Insulin resistance doubles the risk of major depressive disorder
Stanford scientists have linked insulin resistance to an increased risk of developing major depressive disorder.
“If you are insulin resistant, the risk of developing major depressive disorder is twice that of a person who is not insulin resistant, even if you have never experienced depression before,” said Dr. Natalie Rasgon, MD, Professor of psychiatry and behavioral sciences. For example, it has been shown that about 40% of patients with mood disorders are insulin resistant.
Studies have confirmed that at least 1 in 3 people has insulin resistance, often unknowingly. The condition is not due to a deficiency in the pancreas’ ability to secrete insulin into the blood, as in type 1 diabetes, but due to the low ability of cells throughout the body to take this hormone into account.
The task of insulin is to tell our cells that it is time for them to process the glucose that floods our blood due to the food intake in it, its manufacturing in the liver or both. Every cell in the body uses glucose as fuel and each of these cells has receptors on its surface that, by binding themselves to insulin, signal the cell to ingest the precious source of energy.
Insulin resistance can have various reasons, such as excessive caloric intake, lack of exercise, stress and insufficient sleep. As a result, blood sugar levels become chronic. Once these levels exceed a certain threshold, the diagnosis is type-2 diabetes, a treatable but incurable condition that can lead to cardiovascular and cerebrovascular disorders, neuropathy, kidney disease, limb amputations and other harmful results for health.
The Stanford team analyzed data from 601 men and women, with a mean age of 41, who served as control subjects for a Dutch study of depression and anxiety. At the time of their enrollment, they had never been troubled by these conditions.
Three indicators of insulin resistance were measured: fasting blood glucose, waist circumference, and the ratio of circulating triglyceride levels to circulating high-density lipoprotein (HDL, known as “good” cholesterol).
Finally, the researchers concluded that subjects found to be insulin resistant had a nine-fold increased risk of developing major depressive disorder. Thus, it was found that a moderate increase in insulin resistance, as measured by the triglyceride-HDL ratio, was linked to an 89% increase in the rate of new cases of major depressive disorder.
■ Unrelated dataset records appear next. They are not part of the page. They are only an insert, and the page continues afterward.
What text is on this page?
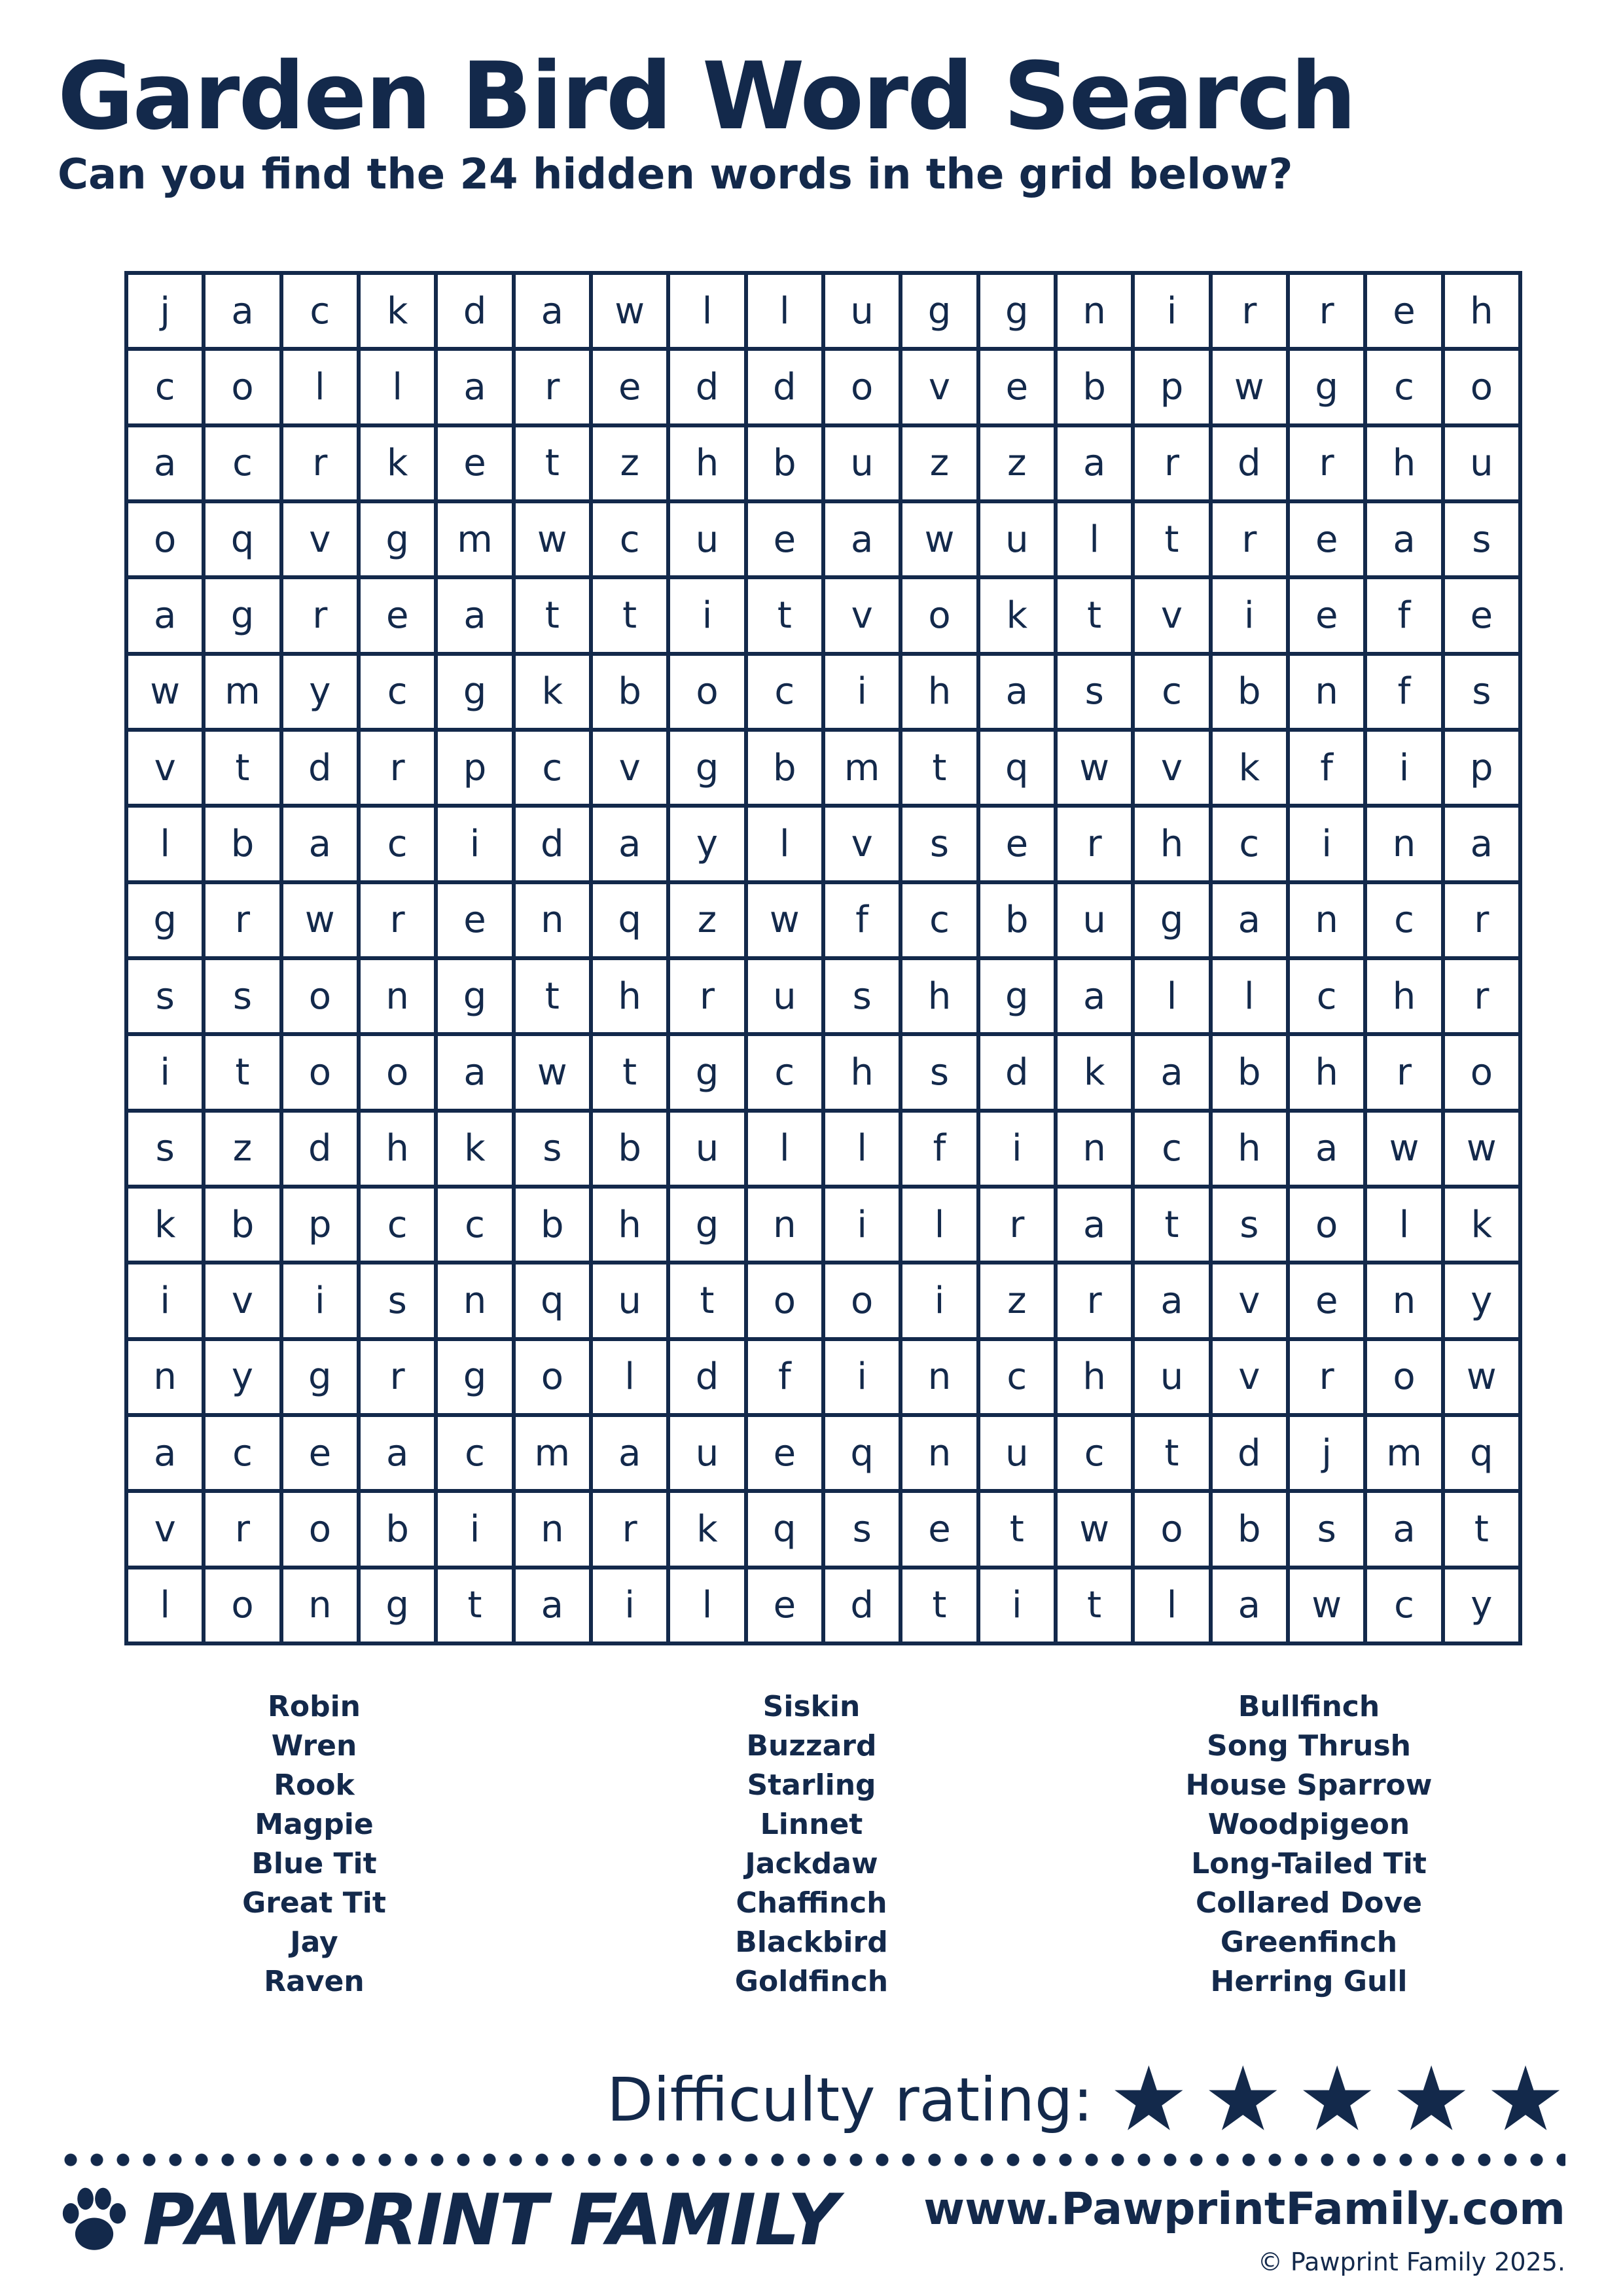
Garden Bird Word Search

Can you find the 24 hidden words in the grid below?

j	a	c	k	d	a	w	l	l	u	g	g	n	i	r	r	e	h
c	o	l	l	a	r	e	d	d	o	v	e	b	p	w	g	c	o
a	c	r	k	e	t	z	h	b	u	z	z	a	r	d	r	h	u
o	q	v	g	m	w	c	u	e	a	w	u	l	t	r	e	a	s
a	g	r	e	a	t	t	i	t	v	o	k	t	v	i	e	f	e
w	m	y	c	g	k	b	o	c	i	h	a	s	c	b	n	f	s
v	t	d	r	p	c	v	g	b	m	t	q	w	v	k	f	i	p
l	b	a	c	i	d	a	y	l	v	s	e	r	h	c	i	n	a
g	r	w	r	e	n	q	z	w	f	c	b	u	g	a	n	c	r
s	s	o	n	g	t	h	r	u	s	h	g	a	l	l	c	h	r
i	t	o	o	a	w	t	g	c	h	s	d	k	a	b	h	r	o
s	z	d	h	k	s	b	u	l	l	f	i	n	c	h	a	w	w
k	b	p	c	c	b	h	g	n	i	l	r	a	t	s	o	l	k
i	v	i	s	n	q	u	t	o	o	i	z	r	a	v	e	n	y
n	y	g	r	g	o	l	d	f	i	n	c	h	u	v	r	o	w
a	c	e	a	c	m	a	u	e	q	n	u	c	t	d	j	m	q
v	r	o	b	i	n	r	k	q	s	e	t	w	o	b	s	a	t
l	o	n	g	t	a	i	l	e	d	t	i	t	l	a	w	c	y
Robin
Wren
Rook
Magpie
Blue Tit
Great Tit
Jay
Raven
Siskin
Buzzard
Starling
Linnet
Jackdaw
Chaffinch
Blackbird
Goldfinch
Bullfinch
Song Thrush
House Sparrow
Woodpigeon
Long-Tailed Tit
Collared Dove
Greenfinch
Herring Gull
Difficulty rating: ★ ★ ★ ★ ★
PAWPRINT FAMILY www.PawprintFamily.com
© Pawprint Family 2025.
Similarly, each 5-centimeter increase in abdominal fat was associated with an 11% higher rate of depression, and an increase in fasting plasma glucose of 18 milligrams per deciliter of blood was associated with a rate of depression 37% higher.
The researchers limited the next phase of the analysis to about 400 subjects who, in addition to never having experienced major depression, showed no signs of insulin resistance at the start of the study. In the first two years of the study, almost 100 of these participants became insulin resistant. The researchers compared the likelihood of this group developing major depressive disorder over the next seven years, with that of participants who had not yet become insulin resistant in two years.
Those who developed prediabetes in the first two years of the study had a 2.66-fold higher risk for major depression after nine years of monitoring, compared to those who had normal fasting blood glucose test results at the assessment interval (every two years).
“It’s time for healthcare providers to consider the metabolic status of those with mood disorders and vice versa, by assessing the mood in patients with metabolic diseases such as obesity and hypertension,” Rasgon said.